Non il grande criminale ma neanche il piccolo spacciatore. Un uomo nel "mezzo", lo racconta il suo passato quando per un debito di droga sferrò tre coltellate al petto di un 31enne che si salvò per miracolo. Ma il vero "salto" non l'ha mai fatto: è rimasto nelle retrovie e per chi non riesce a raggiungere la prima fila i proiettili - solitamente - si fermano sotto al bacino.
Il suo nome ce l'ha tatuato sul sopracciglio destro: Mirko. Ed è la nuova vittima di una gambizzazione avvenuta a Don Bosco sabato sera poco prima delle 22. Una fra le tante, una tra le ultime che rimarca ancora una volta l'effervescenza, chiamiamola così, di una situazione dove il "minus" criminale è lasciato libero di agire.

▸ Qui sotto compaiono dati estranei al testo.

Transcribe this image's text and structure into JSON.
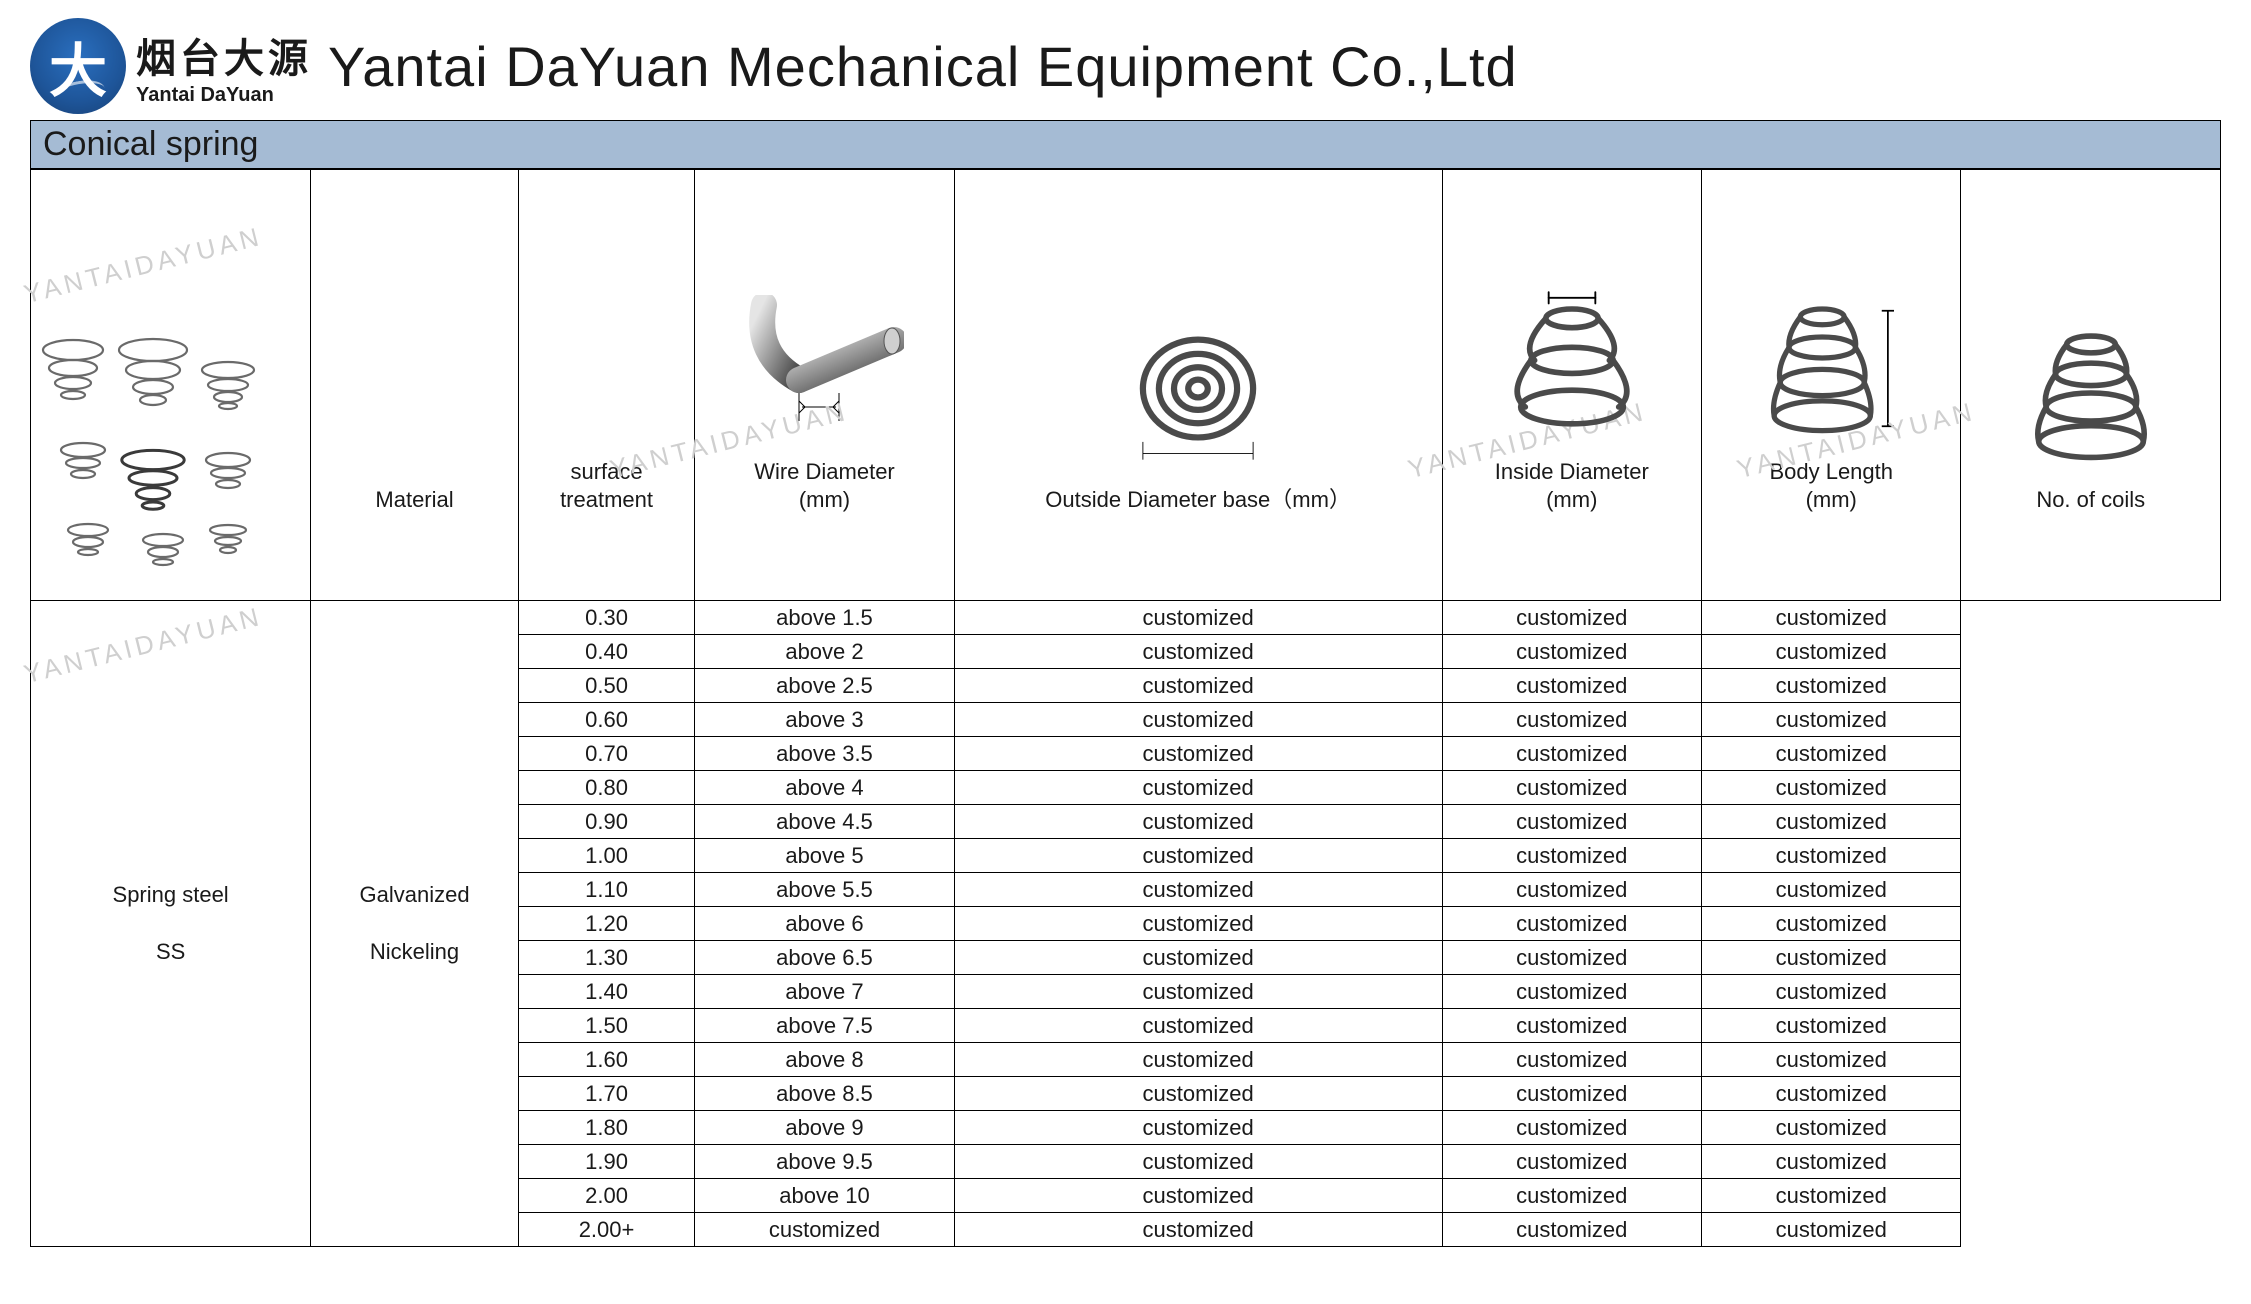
{
  "header": {
    "logo_glyph": "大",
    "logo_cn": "烟台大源",
    "logo_en": "Yantai DaYuan",
    "company": "Yantai DaYuan Mechanical Equipment Co.,Ltd"
  },
  "title": "Conical spring",
  "watermark": "YANTAIDAYUAN",
  "colors": {
    "title_bg": "#a5bbd4",
    "border": "#000000",
    "text": "#1a1a1a",
    "watermark": "#cfcfcf",
    "logo_bg": "#1e5599",
    "spring_stroke": "#6a6a6a",
    "spring_light": "#b0b0b0"
  },
  "table": {
    "columns": [
      {
        "key": "product_image",
        "label": ""
      },
      {
        "key": "material",
        "label": "Material"
      },
      {
        "key": "surface",
        "label": "surface\ntreatment"
      },
      {
        "key": "wire_dia",
        "label": "Wire Diameter\n(mm)"
      },
      {
        "key": "od_base",
        "label": "Outside Diameter base（mm）"
      },
      {
        "key": "id",
        "label": "Inside Diameter\n(mm)"
      },
      {
        "key": "body_len",
        "label": "Body Length\n(mm)"
      },
      {
        "key": "coils",
        "label": "No. of coils"
      }
    ],
    "material_values": [
      "Spring steel",
      "SS"
    ],
    "surface_values": [
      "Galvanized",
      "Nickeling"
    ],
    "rows": [
      {
        "wire": "0.30",
        "od": "above 1.5",
        "id": "customized",
        "len": "customized",
        "coils": "customized"
      },
      {
        "wire": "0.40",
        "od": "above 2",
        "id": "customized",
        "len": "customized",
        "coils": "customized"
      },
      {
        "wire": "0.50",
        "od": "above 2.5",
        "id": "customized",
        "len": "customized",
        "coils": "customized"
      },
      {
        "wire": "0.60",
        "od": "above 3",
        "id": "customized",
        "len": "customized",
        "coils": "customized"
      },
      {
        "wire": "0.70",
        "od": "above 3.5",
        "id": "customized",
        "len": "customized",
        "coils": "customized"
      },
      {
        "wire": "0.80",
        "od": "above 4",
        "id": "customized",
        "len": "customized",
        "coils": "customized"
      },
      {
        "wire": "0.90",
        "od": "above 4.5",
        "id": "customized",
        "len": "customized",
        "coils": "customized"
      },
      {
        "wire": "1.00",
        "od": "above 5",
        "id": "customized",
        "len": "customized",
        "coils": "customized"
      },
      {
        "wire": "1.10",
        "od": "above 5.5",
        "id": "customized",
        "len": "customized",
        "coils": "customized"
      },
      {
        "wire": "1.20",
        "od": "above 6",
        "id": "customized",
        "len": "customized",
        "coils": "customized"
      },
      {
        "wire": "1.30",
        "od": "above 6.5",
        "id": "customized",
        "len": "customized",
        "coils": "customized"
      },
      {
        "wire": "1.40",
        "od": "above 7",
        "id": "customized",
        "len": "customized",
        "coils": "customized"
      },
      {
        "wire": "1.50",
        "od": "above 7.5",
        "id": "customized",
        "len": "customized",
        "coils": "customized"
      },
      {
        "wire": "1.60",
        "od": "above 8",
        "id": "customized",
        "len": "customized",
        "coils": "customized"
      },
      {
        "wire": "1.70",
        "od": "above 8.5",
        "id": "customized",
        "len": "customized",
        "coils": "customized"
      },
      {
        "wire": "1.80",
        "od": "above 9",
        "id": "customized",
        "len": "customized",
        "coils": "customized"
      },
      {
        "wire": "1.90",
        "od": "above 9.5",
        "id": "customized",
        "len": "customized",
        "coils": "customized"
      },
      {
        "wire": "2.00",
        "od": "above 10",
        "id": "customized",
        "len": "customized",
        "coils": "customized"
      },
      {
        "wire": "2.00+",
        "od": "customized",
        "id": "customized",
        "len": "customized",
        "coils": "customized"
      }
    ]
  }
}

Difficile per la polizia rimettere insieme i tasselli dell'ultimo agguato. E non solo di questo. C'è ancora da capire, ad esempio, chi e perché il 13 marzo sempre nel quadrante sud-est di Roma ha tirato giù un caricatore contro Luigi Finizio, cugino di Girolamo imparentato a sua volta con Michele Senese. Da allora gli episodi non sono mancati ma legarli fra loro equivarrebbe a una semplificazione. E quello che sta accadendo nella Capitale è tutt'altro che semplice benché di mezzo e in mezzo ci sia la droga che arriva e scorre a fiumi come pure ha denunciato pubblicamente il Questore.
LA DINAMICA
E allora torniamo a sabato sera quando Mirko Giuliani, pregiudicato, classe 1978, sta camminando in via Chiovenda.

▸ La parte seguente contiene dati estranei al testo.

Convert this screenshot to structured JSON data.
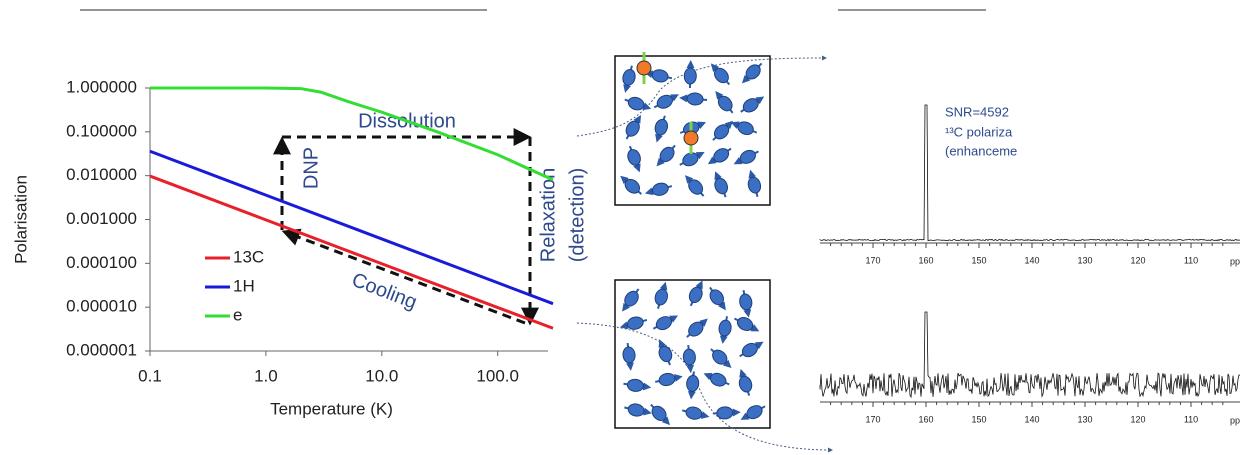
{
  "chart_data": {
    "type": "line",
    "x_label": "Temperature (K)",
    "y_label": "Polarisation",
    "x_log": true,
    "y_log": true,
    "xlim": [
      0.1,
      300
    ],
    "ylim": [
      1e-06,
      1
    ],
    "xticks": [
      0.1,
      {
        "value": 1,
        "label": "1.0"
      },
      {
        "value": 10,
        "label": "10.0"
      },
      {
        "value": 100,
        "label": "100.0"
      }
    ],
    "yticks": [
      {
        "value": 1,
        "label": "1.000000"
      },
      {
        "value": 0.1,
        "label": "0.100000"
      },
      {
        "value": 0.01,
        "label": "0.010000"
      },
      {
        "value": 0.001,
        "label": "0.001000"
      },
      {
        "value": 0.0001,
        "label": "0.000100"
      },
      {
        "value": 1e-05,
        "label": "0.000010"
      },
      {
        "value": 1e-06,
        "label": "0.000001"
      }
    ],
    "legend": "left",
    "series": [
      {
        "name": "13C",
        "color": "#e8202a",
        "x": [
          0.1,
          1,
          10,
          100,
          300
        ],
        "values": [
          0.0098,
          0.00098,
          9.8e-05,
          9.8e-06,
          3.3e-06
        ]
      },
      {
        "name": "1H",
        "color": "#1a1adb",
        "x": [
          0.1,
          1,
          10,
          100,
          300
        ],
        "values": [
          0.036,
          0.0036,
          0.00036,
          3.6e-05,
          1.2e-05
        ]
      },
      {
        "name": "e",
        "color": "#33dd33",
        "x": [
          0.1,
          1,
          2,
          3,
          5,
          10,
          30,
          100,
          300
        ],
        "values": [
          1,
          1,
          0.97,
          0.8,
          0.5,
          0.28,
          0.1,
          0.03,
          0.008
        ]
      }
    ],
    "annotations": [
      "Dissolution",
      "DNP",
      "Relaxation",
      "(detection)",
      "Cooling"
    ]
  },
  "spectra": [
    {
      "labels": [
        "SNR=4592",
        "¹³C polariza",
        "(enhanceme"
      ],
      "ppm_ticks": [
        170,
        160,
        150,
        140,
        130,
        120,
        110
      ],
      "ppm_unit": "pp"
    },
    {
      "ppm_ticks": [
        170,
        160,
        150,
        140,
        130,
        120,
        110
      ],
      "ppm_unit": "pp"
    }
  ]
}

L'uomo tre anni fa ha finito di scontare la condanna a cinque anni per tentato omicidio, beneficiando della riduzione della pena in ragione del rito abbreviato. Era il maggio 2014 quando a Soriano nel Cimino, Giuliani colpì quasi a morte un 31enne colpevole di aver maturato con lui un debito che, si accerterà dopo, era da ricondurre alla droga. Fu arrestato subito dai carabinieri mentre con il coltello usato nell'agguato che teneva in tasca stava provando a fuggire a bordo di un bus. Giuliani patteggiò la pena, fu condannato e il suo conto lo ha finito di pagare meno di tre anni fa. Da allora ha lasciato la piccola località nel viterbese e si è trasferito a Roma. Alle spalle si lascia anche precedenti per maltrattamenti in famiglia. Nella Capitale ritrova probabilmente degli "affetti" dal momento che sembrerebbe legato a un criminale di livello intermedio finito al centro di un'operazione sugli affari illeciti che imperversavano ad Ostia e che erano controllati da quel gruppo un tempo capitanato da tale "tartaruga", al secolo Salvatore Sibio.